Again, the Vienna connection
The most prominent figure present at those meetings is former Bosnian Muslim cleric Muhamed Porca, who has served as the head of the Vienna-based Al-Tawhid Mosque since 1993. Bosnian intelligence believes he is the main source of financial and ideological support for the Bosnian Wahhabi movement.
“We believe that soon after the Donja Bocinja Wahhabi community was closed down […] Muhamed Porca organized and financed the creation of the [Gornja Maoca] Wahhabi community.
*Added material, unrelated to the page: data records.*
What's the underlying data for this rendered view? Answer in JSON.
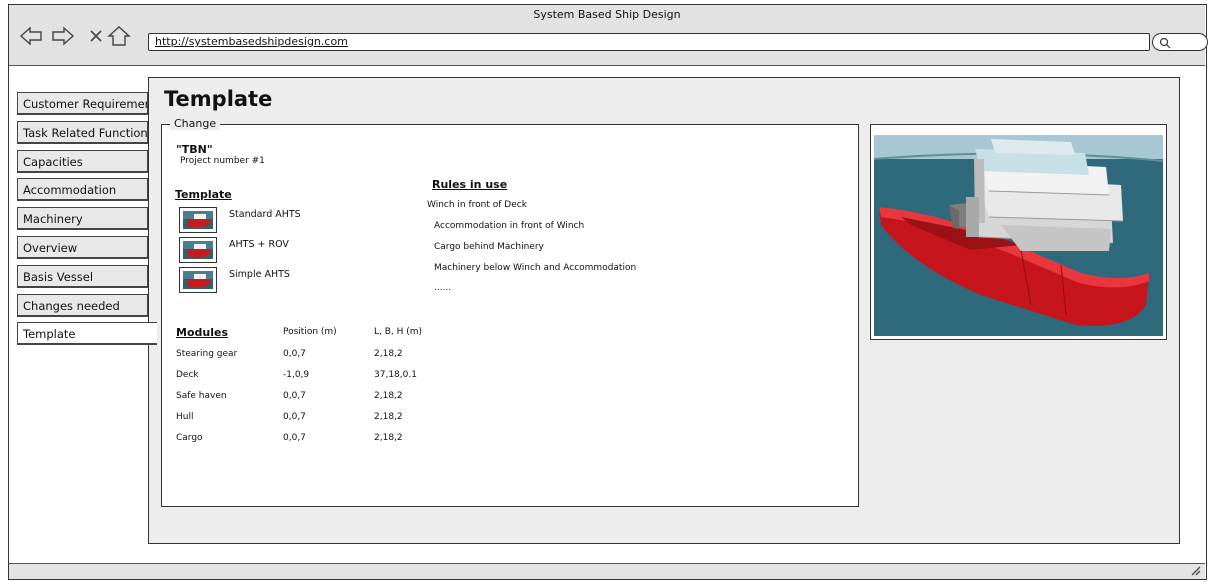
{
  "window": {
    "title": "System Based Ship Design"
  },
  "browser": {
    "url": "http://systembasedshipdesign.com",
    "nav_icons": [
      "back-icon",
      "forward-icon",
      "close-icon",
      "home-icon",
      "search-icon"
    ]
  },
  "sidebar": {
    "items": [
      {
        "label": "Customer Requirements",
        "active": false
      },
      {
        "label": "Task Related Functions",
        "active": false
      },
      {
        "label": "Capacities",
        "active": false
      },
      {
        "label": "Accommodation",
        "active": false
      },
      {
        "label": "Machinery",
        "active": false
      },
      {
        "label": "Overview",
        "active": false
      },
      {
        "label": "Basis Vessel",
        "active": false
      },
      {
        "label": "Changes needed",
        "active": false
      },
      {
        "label": "Template",
        "active": true
      }
    ]
  },
  "main": {
    "title": "Template",
    "change_legend": "Change",
    "project_name": "\"TBN\"",
    "project_number": "Project number #1",
    "template_heading": "Template",
    "templates": [
      "Standard AHTS",
      "AHTS + ROV",
      "Simple AHTS"
    ],
    "rules_heading": "Rules in use",
    "rules": [
      "Winch in front of Deck",
      "Accommodation in front of Winch",
      "Cargo behind Machinery",
      "Machinery below Winch and Accommodation",
      "......"
    ],
    "modules_heading": "Modules",
    "position_header": "Position (m)",
    "dims_header": "L, B, H (m)",
    "modules": [
      {
        "name": "Stearing gear",
        "position": "0,0,7",
        "dims": "2,18,2"
      },
      {
        "name": "Deck",
        "position": "-1,0,9",
        "dims": "37,18,0.1"
      },
      {
        "name": "Safe haven",
        "position": "0,0,7",
        "dims": "2,18,2"
      },
      {
        "name": "Hull",
        "position": "0,0,7",
        "dims": "2,18,2"
      },
      {
        "name": "Cargo",
        "position": "0,0,7",
        "dims": "2,18,2"
      }
    ]
  },
  "colors": {
    "hull_red": "#c8141c",
    "sea": "#2e6a7c",
    "sky": "#a8c7d4",
    "chrome": "#e2e2e2"
  }
}
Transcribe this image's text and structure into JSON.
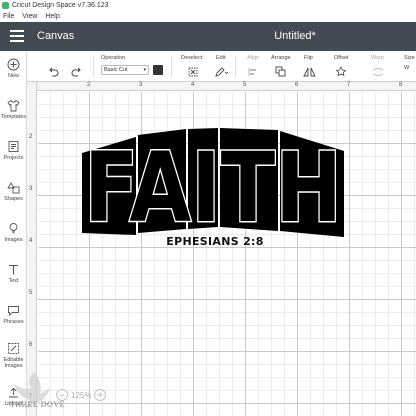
{
  "window": {
    "title": "Cricut Design Space  v7.36.123"
  },
  "menu": {
    "items": [
      "File",
      "View",
      "Help"
    ]
  },
  "header": {
    "section": "Canvas",
    "document_title": "Untitled*"
  },
  "sidebar": {
    "items": [
      {
        "label": "New",
        "icon": "plus-icon"
      },
      {
        "label": "Templates",
        "icon": "shirt-icon"
      },
      {
        "label": "Projects",
        "icon": "projects-icon"
      },
      {
        "label": "Shapes",
        "icon": "shapes-icon"
      },
      {
        "label": "Images",
        "icon": "lightbulb-icon"
      },
      {
        "label": "Text",
        "icon": "text-icon"
      },
      {
        "label": "Phrases",
        "icon": "speech-icon"
      },
      {
        "label": "Editable Images",
        "icon": "editable-images-icon"
      },
      {
        "label": "Upload",
        "icon": "upload-icon"
      }
    ]
  },
  "toolbar": {
    "operation_label": "Operation",
    "operation_value": "Basic Cut",
    "operation_color": "#333333",
    "deselect_label": "Deselect",
    "edit_label": "Edit",
    "align_label": "Align",
    "arrange_label": "Arrange",
    "flip_label": "Flip",
    "offset_label": "Offset",
    "warp_label": "Warp",
    "size_label": "Size"
  },
  "ruler": {
    "top": [
      "2",
      "3",
      "4",
      "5",
      "6",
      "7",
      "8"
    ],
    "left": [
      "2",
      "3",
      "4",
      "5",
      "6",
      "7"
    ]
  },
  "design": {
    "title": "FAITH",
    "verse": "EPHESIANS 2:8"
  },
  "zoom": {
    "value": "125%",
    "minus": "−",
    "plus": "+"
  },
  "watermark": {
    "text": "THREE DOVE"
  },
  "colors": {
    "header_bg": "#434a54",
    "grid_major": "#c9c9c9",
    "grid_minor": "#ececec"
  }
}
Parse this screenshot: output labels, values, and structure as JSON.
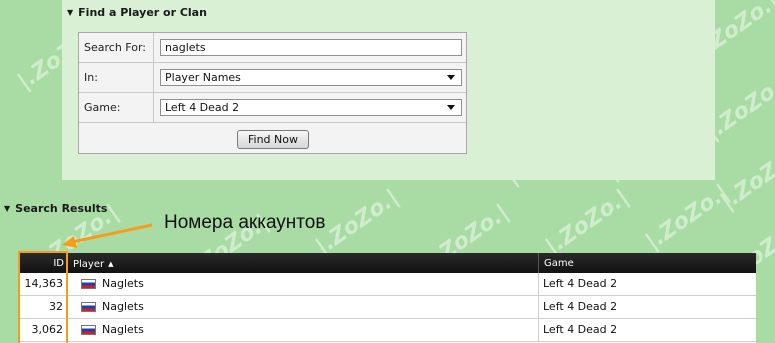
{
  "find_panel": {
    "title": "Find a Player or Clan",
    "search_for_label": "Search For:",
    "search_value": "naglets",
    "in_label": "In:",
    "in_selected": "Player Names",
    "game_label": "Game:",
    "game_selected": "Left 4 Dead 2",
    "find_button": "Find Now"
  },
  "results": {
    "title": "Search Results",
    "columns": {
      "id": "ID",
      "player": "Player",
      "game": "Game"
    },
    "rows": [
      {
        "id": "14,363",
        "player": "Naglets",
        "game": "Left 4 Dead 2"
      },
      {
        "id": "32",
        "player": "Naglets",
        "game": "Left 4 Dead 2"
      },
      {
        "id": "3,062",
        "player": "Naglets",
        "game": "Left 4 Dead 2"
      }
    ]
  },
  "annotation": {
    "text": "Номера аккаунтов",
    "color": "#f59c1a"
  },
  "watermark": "|.ZoZo.|",
  "colors": {
    "background": "#a8dca4",
    "panel": "#d9f0d5",
    "header": "#1a1a1a",
    "accent": "#f59c1a"
  }
}
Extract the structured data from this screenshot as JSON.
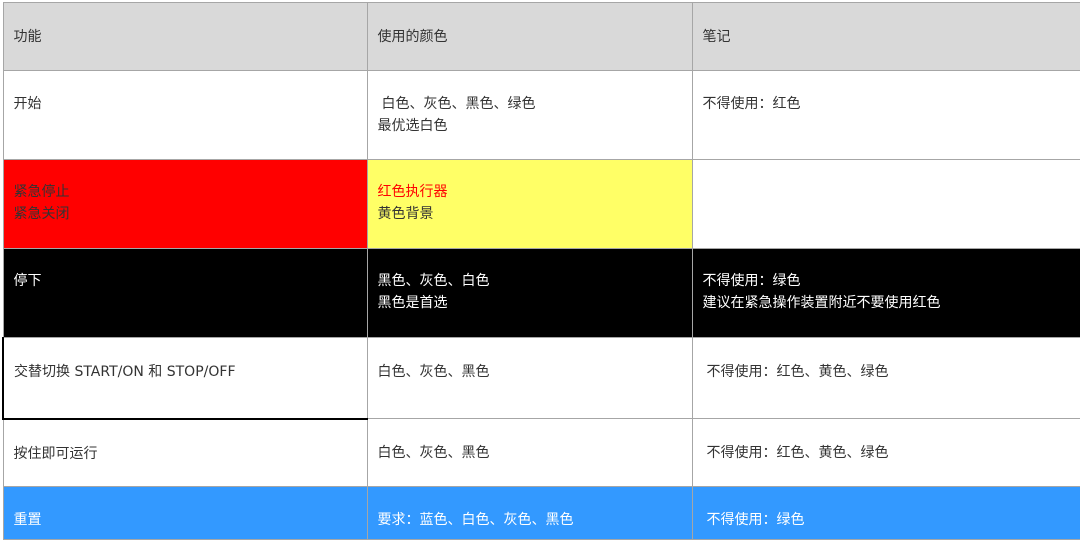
{
  "header": {
    "function": "功能",
    "colors": "使用的颜色",
    "notes": "笔记"
  },
  "rows": [
    {
      "function": [
        "开始"
      ],
      "colors": [
        "白色、灰色、黑色、绿色",
        "最优选白色"
      ],
      "notes": [
        "不得使用：红色"
      ]
    },
    {
      "function": [
        "紧急停止",
        "紧急关闭"
      ],
      "colors": [
        "红色执行器",
        "黄色背景"
      ],
      "notes": []
    },
    {
      "function": [
        "停下"
      ],
      "colors": [
        "黑色、灰色、白色",
        "黑色是首选"
      ],
      "notes": [
        "不得使用：绿色",
        "建议在紧急操作装置附近不要使用红色"
      ]
    },
    {
      "function": [
        "交替切换 START/ON 和 STOP/OFF"
      ],
      "colors": [
        "白色、灰色、黑色"
      ],
      "notes": [
        "不得使用：红色、黄色、绿色"
      ]
    },
    {
      "function": [
        "按住即可运行"
      ],
      "colors": [
        "白色、灰色、黑色"
      ],
      "notes": [
        "不得使用：红色、黄色、绿色"
      ]
    },
    {
      "function": [
        "重置"
      ],
      "colors": [
        "要求：蓝色、白色、灰色、黑色"
      ],
      "notes": [
        "不得使用：绿色"
      ]
    }
  ],
  "row_colors": {
    "emergency": "#ff0000",
    "emergency_colors_cell": "#ffff66",
    "stop": "#000000",
    "reset": "#3399ff",
    "header": "#d9d9d9"
  }
}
The money used for buying houses and financing the Wahhabis’ relocation, Porca secured through the Saudi High Commission for Aid to Bosnia, of which he was representative in Vienna, and also from some Islamic charities based in the UK and Kuwait,” the State Prosecutor’s Office source said.
Last year, an ISN Security Watch source from the Federal Police (FUP) said that his forces had discovered, after a tip-off from Austrian security services, that the very first residents of the Gornja Maoca community had moved there from Vienna and had all been members of Porca’s mosque.
Another of Porca’s associates, the recently arrested Nusret Imamovic, entered the spotlight after the first leader of Gornja Maoca, Sabahudin Fiuljanin (also a holder of residence permit in Vienna) was arrested in Bosnia and Herzegovina in October 2002 by US forces, who followed him home after observing him outside a US military base in the city of Tuzla on several occasions.
In his apartment, soldiers found a shoulder-held rocket launcher and several different passports, along with a last will and testament. Fiuljanin was released in early 2003 under pressure from human rights groups who protested the suspect’s lack of rights to a lawyer while in detention. Since then he has lived in Sarajevo.
Fiuljanin was then replaced by Imamovic, a naturalized Austrian citizen who served as the local imam in the town of Kalesija and spent his time shuffling back and forth between Vienna and Gornja Maoca. Imamovic became better known to the Bosnian public when he and six other Wahhabis, three of them Austrian citizens, assaulted a Bosnian Serb near Gornja Maoca in 2006. After a short trial, the seven were given symbolic sentences and released on parole. Some of them returned to Vienna.
Imamovic also runs an extremist website putvjernika.com, which glorifies jihad and tabulates number of dead Americans in the war on terror. Imamovic has previously attracted public attention by his statement on the website that suicide attacks are not forbidden by Islam, and that they should be used in “exceptional circumstances.”
Last year, SIPA opened an investigation into the website, suspecting it is serving as a recruitment point for Bosnian Wahhabis to fight against US-led coalition forces in Iraq and Afghanistan, through the distribution of propaganda material.
Previously, ISN Security Watch’s source from SIPA said that the website was being run from Austria, and that for some time, due to its content, had been shut down by Austrian authorities. However, it was recently relaunched.
Also among the arrested is Safet Barcic, allegedly Imamovic’s deputy, the brother of late Jusuf Barcic, a former Wahhabi leader and Vienna-based cleric, who is also a close associate of Porca.